Il ne
faut pas croire que le budget soit le même
pour tous les automobilistes français. On
assiste en effet à de très nombreuses
différences géographiques. Les budgets
oscillent de 4 875 € en Lorraine, à 5
581 € en Provence-Alpes-Côte d’Azur,
soit un écart de 706 € (14,5 %). Cette
différence est due aux prix des produits et
des services entre les régions, mais aussi à la
diversité des parcours annuels qui s’échelonnent
en province, de 8 275 km (Lorraine) à 11 607
km (Poitou-Charentes).
Le prix de revient au kilomètre le plus bas
est attribué à l’automobiliste
du Poitou-Charentes. Le budget garage est le moins élevé de
nos 22 régions (222 €), mais ce sont surtout
les nombreux kilométrages (11 607 km, première
place) qui amortissent le mieux les frais fixes (achat-reprise,
frais financiers, assurances et garage du véhicule).
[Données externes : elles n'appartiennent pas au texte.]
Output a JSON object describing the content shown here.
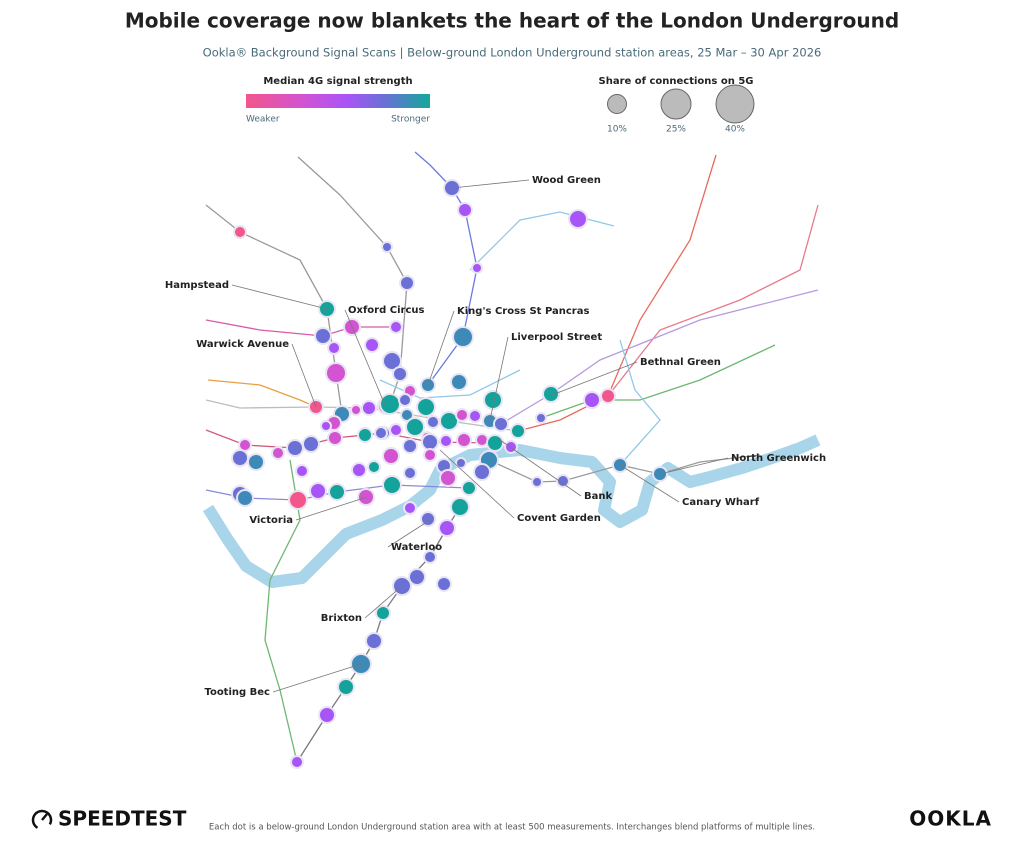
{
  "header": {
    "title": "Mobile coverage now blankets the heart of the London Underground",
    "subtitle": "Ookla® Background Signal Scans  |  Below-ground London Underground station areas, 25 Mar – 30 Apr 2026"
  },
  "legend": {
    "color": {
      "title": "Median 4G signal strength",
      "low": "Weaker",
      "high": "Stronger"
    },
    "size": {
      "title": "Share of connections on 5G",
      "items": [
        {
          "value": 10,
          "label": "10%"
        },
        {
          "value": 25,
          "label": "25%"
        },
        {
          "value": 40,
          "label": "40%"
        }
      ]
    }
  },
  "labels": [
    "Wood Green",
    "Hampstead",
    "Oxford Circus",
    "King's Cross St Pancras",
    "Liverpool Street",
    "Warwick Avenue",
    "Bethnal Green",
    "North Greenwich",
    "Bank",
    "Canary Wharf",
    "Covent Garden",
    "Victoria",
    "Waterloo",
    "Brixton",
    "Tooting Bec"
  ],
  "footer": {
    "logo": "SPEEDTEST",
    "note": "Each dot is a below-ground London Underground station area with at least 500 measurements. Interchanges blend platforms of multiple lines.",
    "brand": "OOKLA"
  }
}
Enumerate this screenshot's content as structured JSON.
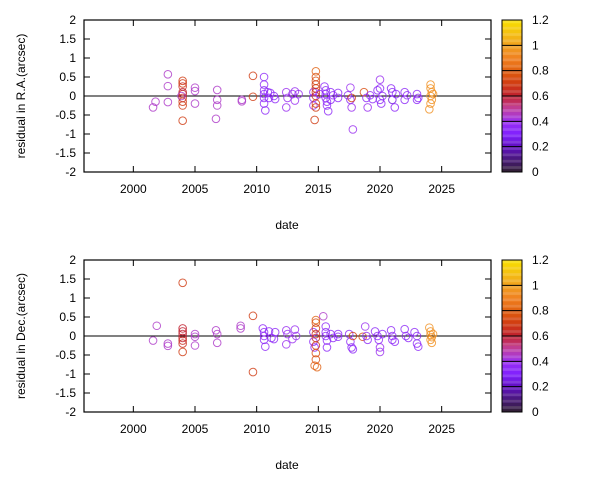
{
  "chart_data": [
    {
      "type": "scatter",
      "xlabel": "date",
      "ylabel": "residual in R.A.(arcsec)",
      "xlim": [
        1996,
        2029
      ],
      "ylim": [
        -2,
        2
      ],
      "xticks": [
        "2000",
        "2005",
        "2010",
        "2015",
        "2020",
        "2025"
      ],
      "yticks": [
        "-2",
        "-1.5",
        "-1",
        "-0.5",
        "0",
        "0.5",
        "1",
        "1.5",
        "2"
      ],
      "zero_line": true,
      "grid": false,
      "colorbar": {
        "ticks": [
          "0",
          "0.2",
          "0.4",
          "0.6",
          "0.8",
          "1",
          "1.2"
        ],
        "range": [
          0,
          1.2
        ],
        "placement": "right"
      },
      "points": [
        [
          2001.6,
          -0.3,
          0.45
        ],
        [
          2001.8,
          -0.15,
          0.45
        ],
        [
          2002.8,
          0.57,
          0.45
        ],
        [
          2002.8,
          0.26,
          0.45
        ],
        [
          2002.8,
          -0.16,
          0.45
        ],
        [
          2004.0,
          0.4,
          0.7
        ],
        [
          2004.0,
          0.33,
          0.7
        ],
        [
          2004.0,
          0.25,
          0.65
        ],
        [
          2004.0,
          0.1,
          0.6
        ],
        [
          2004.0,
          0.05,
          0.6
        ],
        [
          2004.0,
          -0.05,
          0.65
        ],
        [
          2004.0,
          -0.15,
          0.7
        ],
        [
          2004.0,
          -0.25,
          0.7
        ],
        [
          2004.0,
          -0.65,
          0.7
        ],
        [
          2003.9,
          0.0,
          0.45
        ],
        [
          2005.0,
          0.22,
          0.45
        ],
        [
          2005.0,
          0.13,
          0.45
        ],
        [
          2005.0,
          -0.2,
          0.45
        ],
        [
          2006.8,
          0.16,
          0.45
        ],
        [
          2006.8,
          -0.1,
          0.45
        ],
        [
          2006.8,
          -0.25,
          0.45
        ],
        [
          2006.7,
          -0.6,
          0.45
        ],
        [
          2008.8,
          -0.1,
          0.45
        ],
        [
          2008.8,
          -0.14,
          0.45
        ],
        [
          2009.7,
          0.53,
          0.7
        ],
        [
          2009.7,
          -0.02,
          0.7
        ],
        [
          2010.6,
          0.5,
          0.35
        ],
        [
          2010.6,
          0.3,
          0.35
        ],
        [
          2010.6,
          0.15,
          0.35
        ],
        [
          2010.6,
          0.05,
          0.35
        ],
        [
          2010.6,
          -0.05,
          0.35
        ],
        [
          2010.6,
          -0.2,
          0.35
        ],
        [
          2010.7,
          -0.38,
          0.35
        ],
        [
          2010.9,
          0.1,
          0.35
        ],
        [
          2011.0,
          -0.05,
          0.35
        ],
        [
          2011.1,
          0.08,
          0.35
        ],
        [
          2011.4,
          0.0,
          0.35
        ],
        [
          2011.5,
          -0.08,
          0.35
        ],
        [
          2012.4,
          0.1,
          0.4
        ],
        [
          2012.5,
          -0.05,
          0.4
        ],
        [
          2012.4,
          -0.3,
          0.4
        ],
        [
          2012.9,
          0.05,
          0.4
        ],
        [
          2013.1,
          0.12,
          0.4
        ],
        [
          2013.1,
          -0.12,
          0.4
        ],
        [
          2013.4,
          0.05,
          0.4
        ],
        [
          2014.6,
          0.1,
          0.35
        ],
        [
          2014.6,
          -0.25,
          0.35
        ],
        [
          2014.6,
          -0.05,
          0.35
        ],
        [
          2014.8,
          0.65,
          0.8
        ],
        [
          2014.8,
          0.5,
          0.75
        ],
        [
          2014.8,
          0.4,
          0.75
        ],
        [
          2014.8,
          0.3,
          0.7
        ],
        [
          2014.8,
          0.2,
          0.7
        ],
        [
          2014.8,
          0.1,
          0.65
        ],
        [
          2014.8,
          0.0,
          0.65
        ],
        [
          2014.8,
          -0.2,
          0.7
        ],
        [
          2014.8,
          -0.3,
          0.7
        ],
        [
          2014.7,
          -0.63,
          0.7
        ],
        [
          2015.1,
          0.05,
          0.35
        ],
        [
          2015.5,
          0.25,
          0.35
        ],
        [
          2015.6,
          0.15,
          0.35
        ],
        [
          2015.6,
          0.05,
          0.35
        ],
        [
          2015.6,
          -0.05,
          0.35
        ],
        [
          2015.7,
          -0.15,
          0.35
        ],
        [
          2015.7,
          -0.25,
          0.35
        ],
        [
          2015.8,
          -0.4,
          0.35
        ],
        [
          2016.0,
          0.1,
          0.35
        ],
        [
          2016.0,
          -0.1,
          0.35
        ],
        [
          2016.2,
          0.02,
          0.35
        ],
        [
          2016.6,
          0.08,
          0.35
        ],
        [
          2016.6,
          -0.05,
          0.35
        ],
        [
          2017.6,
          0.22,
          0.4
        ],
        [
          2017.6,
          -0.1,
          0.35
        ],
        [
          2017.7,
          -0.3,
          0.4
        ],
        [
          2017.8,
          -0.88,
          0.4
        ],
        [
          2017.7,
          -0.05,
          0.7
        ],
        [
          2017.4,
          0.02,
          0.35
        ],
        [
          2018.7,
          0.1,
          0.75
        ],
        [
          2018.9,
          -0.05,
          0.35
        ],
        [
          2019.0,
          -0.3,
          0.4
        ],
        [
          2019.2,
          0.02,
          0.35
        ],
        [
          2019.4,
          -0.08,
          0.35
        ],
        [
          2019.8,
          0.15,
          0.35
        ],
        [
          2020.0,
          0.43,
          0.4
        ],
        [
          2020.0,
          0.2,
          0.35
        ],
        [
          2020.0,
          -0.1,
          0.35
        ],
        [
          2020.1,
          -0.2,
          0.35
        ],
        [
          2020.2,
          0.0,
          0.35
        ],
        [
          2020.9,
          0.2,
          0.35
        ],
        [
          2021.0,
          0.1,
          0.35
        ],
        [
          2021.0,
          -0.1,
          0.25
        ],
        [
          2021.2,
          -0.3,
          0.35
        ],
        [
          2021.3,
          0.05,
          0.35
        ],
        [
          2022.0,
          0.1,
          0.35
        ],
        [
          2022.0,
          -0.1,
          0.35
        ],
        [
          2022.2,
          0.02,
          0.35
        ],
        [
          2023.0,
          0.05,
          0.35
        ],
        [
          2023.0,
          -0.1,
          0.35
        ],
        [
          2023.1,
          -0.05,
          0.35
        ],
        [
          2024.1,
          0.3,
          0.95
        ],
        [
          2024.1,
          0.2,
          0.95
        ],
        [
          2024.2,
          0.1,
          0.95
        ],
        [
          2024.1,
          0.0,
          0.95
        ],
        [
          2024.2,
          -0.1,
          0.95
        ],
        [
          2024.1,
          -0.2,
          0.95
        ],
        [
          2024.0,
          -0.35,
          0.95
        ],
        [
          2024.3,
          0.05,
          0.95
        ]
      ]
    },
    {
      "type": "scatter",
      "xlabel": "date",
      "ylabel": "residual in Dec.(arcsec)",
      "xlim": [
        1996,
        2029
      ],
      "ylim": [
        -2,
        2
      ],
      "xticks": [
        "2000",
        "2005",
        "2010",
        "2015",
        "2020",
        "2025"
      ],
      "yticks": [
        "-2",
        "-1.5",
        "-1",
        "-0.5",
        "0",
        "0.5",
        "1",
        "1.5",
        "2"
      ],
      "zero_line": true,
      "grid": false,
      "colorbar": {
        "ticks": [
          "0",
          "0.2",
          "0.4",
          "0.6",
          "0.8",
          "1",
          "1.2"
        ],
        "range": [
          0,
          1.2
        ],
        "placement": "right"
      },
      "points": [
        [
          2001.6,
          -0.12,
          0.45
        ],
        [
          2001.9,
          0.27,
          0.45
        ],
        [
          2002.8,
          -0.2,
          0.45
        ],
        [
          2002.8,
          -0.26,
          0.45
        ],
        [
          2004.0,
          1.4,
          0.7
        ],
        [
          2004.0,
          0.2,
          0.6
        ],
        [
          2004.0,
          0.12,
          0.6
        ],
        [
          2004.0,
          0.05,
          0.6
        ],
        [
          2004.0,
          -0.05,
          0.6
        ],
        [
          2004.0,
          -0.12,
          0.65
        ],
        [
          2004.0,
          -0.2,
          0.65
        ],
        [
          2004.0,
          -0.42,
          0.7
        ],
        [
          2005.0,
          0.05,
          0.45
        ],
        [
          2005.0,
          -0.02,
          0.45
        ],
        [
          2005.0,
          -0.25,
          0.45
        ],
        [
          2006.7,
          0.15,
          0.45
        ],
        [
          2006.8,
          0.05,
          0.45
        ],
        [
          2006.8,
          -0.18,
          0.45
        ],
        [
          2008.7,
          0.27,
          0.45
        ],
        [
          2008.7,
          0.2,
          0.45
        ],
        [
          2009.7,
          0.53,
          0.7
        ],
        [
          2009.7,
          -0.95,
          0.7
        ],
        [
          2010.5,
          0.2,
          0.35
        ],
        [
          2010.6,
          0.1,
          0.35
        ],
        [
          2010.6,
          0.0,
          0.35
        ],
        [
          2010.6,
          -0.1,
          0.35
        ],
        [
          2010.7,
          -0.28,
          0.35
        ],
        [
          2011.0,
          0.12,
          0.35
        ],
        [
          2011.2,
          -0.05,
          0.35
        ],
        [
          2011.5,
          0.1,
          0.35
        ],
        [
          2011.4,
          -0.08,
          0.35
        ],
        [
          2012.4,
          0.15,
          0.4
        ],
        [
          2012.5,
          0.05,
          0.4
        ],
        [
          2012.4,
          -0.22,
          0.4
        ],
        [
          2012.9,
          -0.08,
          0.4
        ],
        [
          2013.1,
          0.17,
          0.4
        ],
        [
          2013.2,
          0.0,
          0.4
        ],
        [
          2014.6,
          0.1,
          0.35
        ],
        [
          2014.6,
          -0.15,
          0.35
        ],
        [
          2014.7,
          -0.3,
          0.35
        ],
        [
          2014.8,
          0.42,
          0.8
        ],
        [
          2014.8,
          0.35,
          0.75
        ],
        [
          2014.8,
          0.2,
          0.7
        ],
        [
          2014.8,
          0.05,
          0.65
        ],
        [
          2014.8,
          -0.05,
          0.65
        ],
        [
          2014.8,
          -0.25,
          0.7
        ],
        [
          2014.8,
          -0.45,
          0.75
        ],
        [
          2014.8,
          -0.62,
          0.75
        ],
        [
          2014.7,
          -0.78,
          0.8
        ],
        [
          2014.9,
          -0.82,
          0.8
        ],
        [
          2015.4,
          0.52,
          0.45
        ],
        [
          2015.6,
          0.25,
          0.35
        ],
        [
          2015.6,
          0.1,
          0.35
        ],
        [
          2015.6,
          0.0,
          0.35
        ],
        [
          2015.7,
          -0.12,
          0.35
        ],
        [
          2015.7,
          -0.3,
          0.35
        ],
        [
          2016.0,
          0.05,
          0.35
        ],
        [
          2016.2,
          -0.05,
          0.35
        ],
        [
          2016.6,
          0.05,
          0.35
        ],
        [
          2016.6,
          -0.02,
          0.35
        ],
        [
          2017.5,
          0.05,
          0.35
        ],
        [
          2017.6,
          -0.15,
          0.35
        ],
        [
          2017.7,
          -0.3,
          0.35
        ],
        [
          2017.8,
          -0.35,
          0.35
        ],
        [
          2017.8,
          0.0,
          0.7
        ],
        [
          2018.6,
          -0.02,
          0.75
        ],
        [
          2018.8,
          0.25,
          0.4
        ],
        [
          2018.9,
          0.0,
          0.35
        ],
        [
          2019.0,
          -0.1,
          0.35
        ],
        [
          2019.6,
          0.12,
          0.35
        ],
        [
          2019.8,
          0.0,
          0.35
        ],
        [
          2019.9,
          -0.1,
          0.35
        ],
        [
          2020.0,
          -0.3,
          0.4
        ],
        [
          2020.0,
          -0.42,
          0.4
        ],
        [
          2020.2,
          0.05,
          0.35
        ],
        [
          2020.9,
          0.15,
          0.35
        ],
        [
          2021.0,
          0.0,
          0.35
        ],
        [
          2021.0,
          -0.1,
          0.35
        ],
        [
          2021.2,
          -0.15,
          0.35
        ],
        [
          2022.0,
          0.18,
          0.35
        ],
        [
          2022.1,
          0.0,
          0.35
        ],
        [
          2022.3,
          -0.05,
          0.35
        ],
        [
          2022.8,
          0.1,
          0.35
        ],
        [
          2023.0,
          0.0,
          0.35
        ],
        [
          2023.0,
          -0.2,
          0.35
        ],
        [
          2023.1,
          -0.28,
          0.35
        ],
        [
          2024.0,
          0.22,
          0.95
        ],
        [
          2024.1,
          0.12,
          0.95
        ],
        [
          2024.1,
          0.03,
          0.95
        ],
        [
          2024.2,
          -0.03,
          0.95
        ],
        [
          2024.1,
          -0.1,
          0.95
        ],
        [
          2024.2,
          -0.18,
          0.95
        ],
        [
          2024.3,
          0.05,
          0.95
        ]
      ]
    }
  ]
}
Roulant plus que les autres, l’automobiliste
poitevin-charentais a, en revanche, le plus fort budget
en carburant (937 €), en entretien (783 €)
et en péage (177 €).
Au final, trois automobilistes ont en 2006 un budget
inférieur à 5 000 € :
•
le Lorrain (4 875 €). C’est le provincial
le plus économe de ses parcours (8 275 km).
Il est en
2e place pour le carburant, l’entretien et
le péage, 3e pour l’assurance, 6e pour
l’achat-reprise
et 11e pour le garage du véhicule,
•
le Picard (4 927 €). En parcours annuel, il
vient juste après le Lorrain (8 910 km). Il
est 2e pour
l’entretien, 3e pour l’achat-reprise
et le péage, 4e pour le carburant et le garage
du véhicule,
et 14e pour l’assurance.
•
Le Champenois-Ardennais (4 957 €). 6e pour le
parcours annuel (9 222 km), il est 3e pour
l’entretien, 5e pour l’assurance, le
carburant et le garage et 15e pour l’achat-reprise.
A l’opposé de cette échelle,
on trouve les automobilistes de Provence-Alpes-Côte
d’Azur et du Languedoc qui ont le plus gros
budget(de 5 500 à 5 600 €). Ces régions
doivent, en effet, supporter des frais fixes (achat,
assurance, garage) les plus important, auxquels s’ajoutent
des postes carburant et entretien également
pesants, par rapport aux moyennes nationales.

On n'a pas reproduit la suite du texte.